Squawk Box To The Rescue

Maybe there’s a reason for the old investment cliche: “Sell in May and go away.” The financial news is grim. The Chinese market, more casino than capitalist tool, is down around 30 percent. Japan’s market is no picnic. The NYSE shuts down due to a computer glitch, and Greece is a defiant basket-case while its banker/enablers in the EU are demanding it do the impossible. And that doesn’t even touch Iran, ISIS and Russia.

Another venerable cliche is that the market climbs a wall of worry, but it looks like Sherpas may be required at this juncture. And markets also fall off the cliff. Oddly, the financial news windbags at CNBC seem unconcerned about China’s swoon, though it is one of our biggest customers, one of our biggest suppliers and among our biggest creditors. Instead, the Greek drama holds center stage.

Why? Because the network plays to its audience by espousing the philosophy that markets can do no wrong and government can do nothing right. Joe Kernen, bully boy anchor of the aptly named “Squawk Box” leans right, and ranting Tea Party poster boy Rick Santelli leans righter. So it’s no surprise that their line on Greece is worthy of a Dickens hard case like Scrooge or Gradgrind.

Greece lived beyond its means, refuses to reform and must repay what it borrowed . Why should hardworking Northern Europeans bail out lazy Southern Europeans? Send them all to the workhouse, the blacking factory or debtors’ prison.

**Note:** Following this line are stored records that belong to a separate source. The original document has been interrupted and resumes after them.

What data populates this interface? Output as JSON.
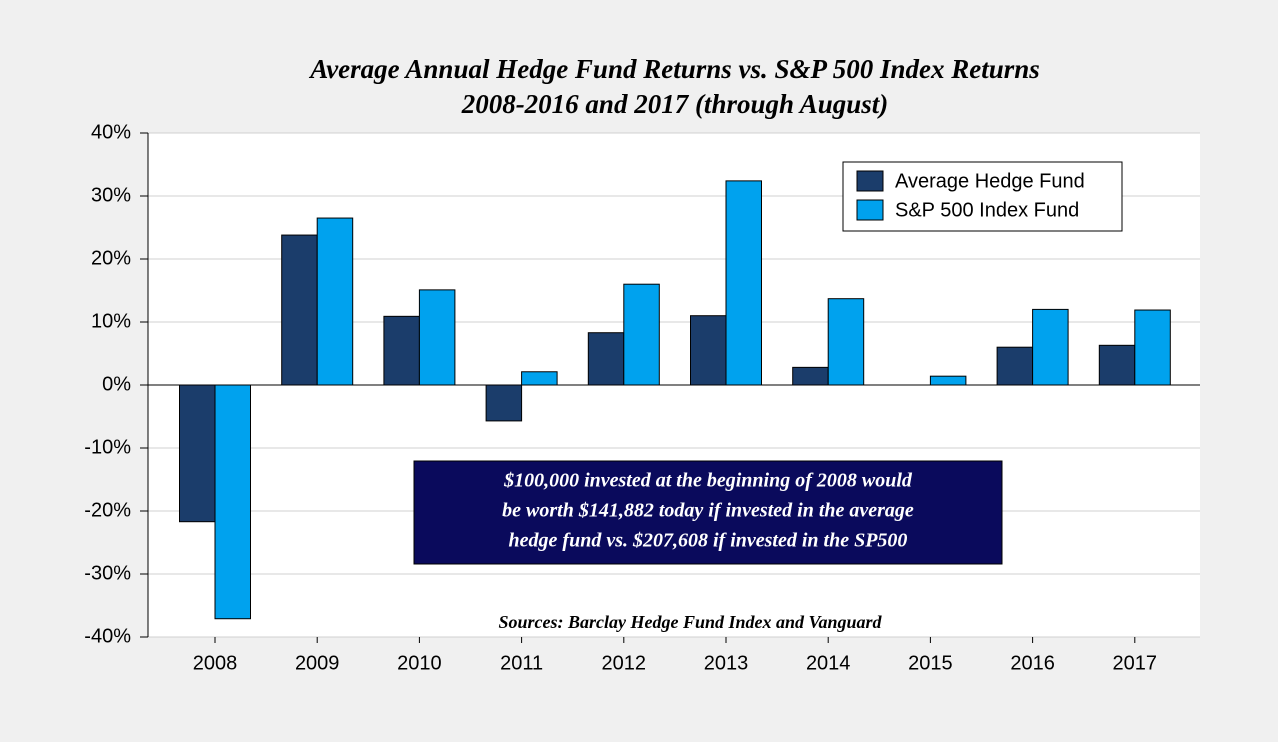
{
  "chart_data": {
    "type": "bar",
    "title": [
      "Average Annual Hedge Fund Returns vs. S&P 500 Index Returns",
      "2008-2016 and 2017 (through August)"
    ],
    "categories": [
      "2008",
      "2009",
      "2010",
      "2011",
      "2012",
      "2013",
      "2014",
      "2015",
      "2016",
      "2017"
    ],
    "series": [
      {
        "name": "Average Hedge Fund",
        "color": "#1b3d6b",
        "values": [
          -21.7,
          23.8,
          10.9,
          -5.7,
          8.3,
          11.0,
          2.8,
          0,
          6.0,
          6.3
        ]
      },
      {
        "name": "S&P 500 Index Fund",
        "color": "#00a2ee",
        "values": [
          -37.1,
          26.5,
          15.1,
          2.1,
          16.0,
          32.4,
          13.7,
          1.4,
          12.0,
          11.9
        ]
      }
    ],
    "ylim": [
      -40,
      40
    ],
    "yticks": [
      {
        "value": -40,
        "label": "-40%"
      },
      {
        "value": -30,
        "label": "-30%"
      },
      {
        "value": -20,
        "label": "-20%"
      },
      {
        "value": -10,
        "label": "-10%"
      },
      {
        "value": 0,
        "label": "0%"
      },
      {
        "value": 10,
        "label": "10%"
      },
      {
        "value": 20,
        "label": "20%"
      },
      {
        "value": 30,
        "label": "30%"
      },
      {
        "value": 40,
        "label": "40%"
      }
    ],
    "grid": true,
    "legend": "upper right",
    "annotation": [
      "$100,000 invested at the beginning of 2008 would",
      "be worth $141,882 today if invested in the average",
      "hedge fund vs. $207,608 if invested in the SP500"
    ],
    "source": "Sources: Barclay Hedge Fund Index and Vanguard"
  }
}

But wait, the Northern Europeans let Spain and Portugal and Italy and Ireland and Greece into the Eurozone despite their less than robust economies. In part because they were seduced by their own dream of a borderless, single-currency, trading bloc, but also because they saw a tidy profit in selling their products to their poorer neighbors and loaning them the money to do so. Sounds like the housing bubble in this country.

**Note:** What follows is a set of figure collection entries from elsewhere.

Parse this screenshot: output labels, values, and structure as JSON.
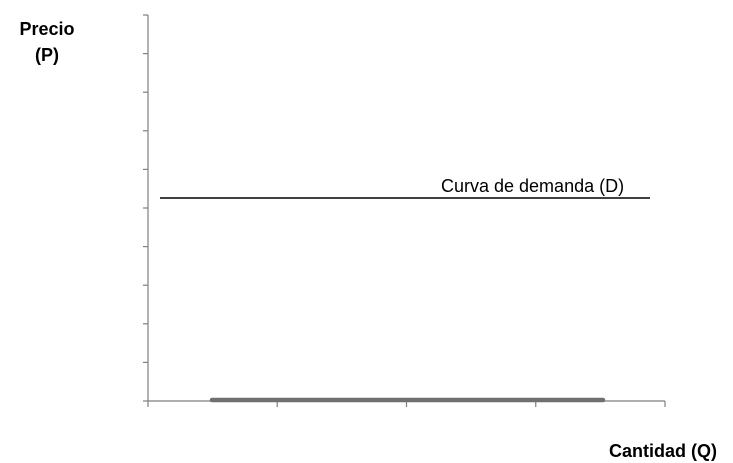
{
  "chart_data": {
    "type": "line",
    "title": "",
    "ylabel": [
      "Precio",
      "(P)"
    ],
    "xlabel": "Cantidad (Q)",
    "grid": false,
    "legend": "none",
    "series": [
      {
        "name": "Curva de demanda (D)",
        "kind": "horizontal-line",
        "color": "#000000"
      },
      {
        "kind": "thick-segment-on-x-axis",
        "color": "#707070"
      }
    ],
    "annotations": [
      {
        "text": "Curva de demanda (D)"
      }
    ]
  },
  "colors": {
    "axis": "#7f7f7f",
    "demand_line": "#000000",
    "base_segment": "#707070"
  }
}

At CNBC, which at times seems like a pure expression of the market’s id, the lender is always tight, the banker can’t be faulted for making crazy loans, but the bankrupt borrower deserves what he gets. Bailouts of banks are okay. Bailouts of lesser breeds are anathema.

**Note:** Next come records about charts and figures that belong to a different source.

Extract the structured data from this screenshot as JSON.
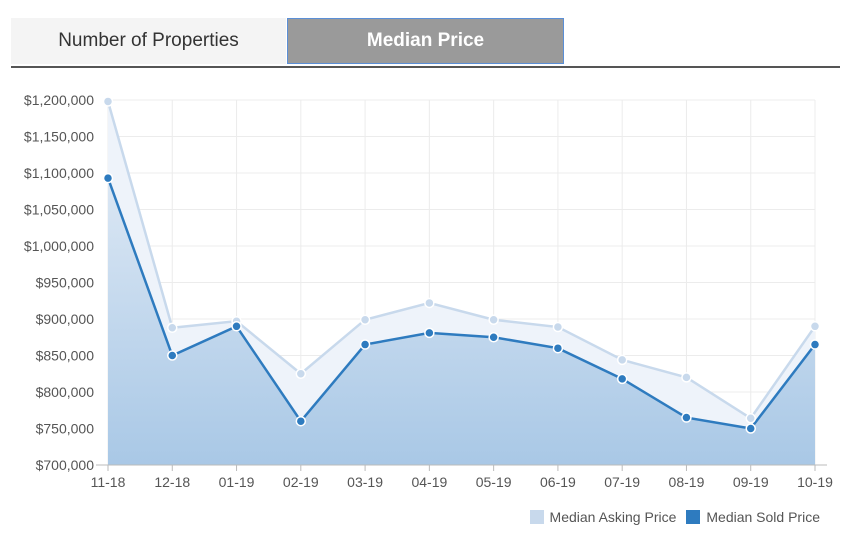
{
  "tabs": [
    {
      "label": "Number of Properties",
      "active": false
    },
    {
      "label": "Median Price",
      "active": true
    }
  ],
  "colors": {
    "asking": "#c8d9ec",
    "sold": "#2e7bbf"
  },
  "chart_data": {
    "type": "area",
    "categories": [
      "11-18",
      "12-18",
      "01-19",
      "02-19",
      "03-19",
      "04-19",
      "05-19",
      "06-19",
      "07-19",
      "08-19",
      "09-19",
      "10-19"
    ],
    "ylim": [
      700000,
      1200000
    ],
    "yticks": [
      700000,
      750000,
      800000,
      850000,
      900000,
      950000,
      1000000,
      1050000,
      1100000,
      1150000,
      1200000
    ],
    "ytick_labels": [
      "$700,000",
      "$750,000",
      "$800,000",
      "$850,000",
      "$900,000",
      "$950,000",
      "$1,000,000",
      "$1,050,000",
      "$1,100,000",
      "$1,150,000",
      "$1,200,000"
    ],
    "grid": true,
    "legend_position": "bottom-right",
    "series": [
      {
        "name": "Median Asking Price",
        "values": [
          1198000,
          888000,
          897000,
          825000,
          899000,
          922000,
          899000,
          889000,
          844000,
          820000,
          764000,
          890000
        ]
      },
      {
        "name": "Median Sold Price",
        "values": [
          1093000,
          850000,
          890000,
          760000,
          865000,
          881000,
          875000,
          860000,
          818000,
          765000,
          750000,
          865000
        ]
      }
    ]
  }
}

So the TARP program and auto industry bailout and all the rest of the Obama administration scramble to keep the Great Recession from turning into something worse, are damned as liberal folly. And socialist, welfare state, income redistribution Europe had it coming. The people deserve to suffer, not the corporations.

CNBC economist Steven Liesman, as usual, has been a milder voice pitting reason and data against the faith-based beliefs of the laissez faire pit vipers around him. So he suggested that Greece cannot possibly repay its debts so forgiveness or restructuring are inevitable.

Furthermore, he notes that people are starving, have lost their pensions, can’t get their prescriptions filled and have no access to cash since the banks have been shut down by Greece’s moneylenders. The human suffering is intense no matter who is at fault. He allows as how this is a moral matter, not just a financial one.

Kernen shouts him down. Who cares about the human cost? The only moral issue is moral hazard if other deadbeats are emboldened to borrow unwisely. The Greeks made their bed and now must lie in it. The market, like father, always knows best. But Liesman’s point is not just humanitarian but practical, political, even geopolitical.

When people are backed into a corner and poked with sticks, like wild animals, they have a way of turning ugly. Russia would like nothing better than to see Greece exit the Eurozone along with other stressed country’s on its southern tier, even turn communist or ally themselves with Moscow rather than Brussels.

When a society is economically shattered, banks close, when hyperinflation threatens, people lose their job, their savings and their hope, the way is open to the rise of the demagogue. The Tea Party was born of the Great Recession. Huey Long and other left and right wing zealots rose during the Great Depression in America.

You’d think the German, of all people, might recall what happens when the screws are tightened intolerably on an economy, leading to widespread penury, unemployment and political fury. The punitive Treaty of Versailles and the agony it inflicted on the German people led directly to a defiant savior. We all remember how well that turned out. Or maybe the sages at CNBC see opportunity in chaos and misery. Short Greece, go long the arms merchants.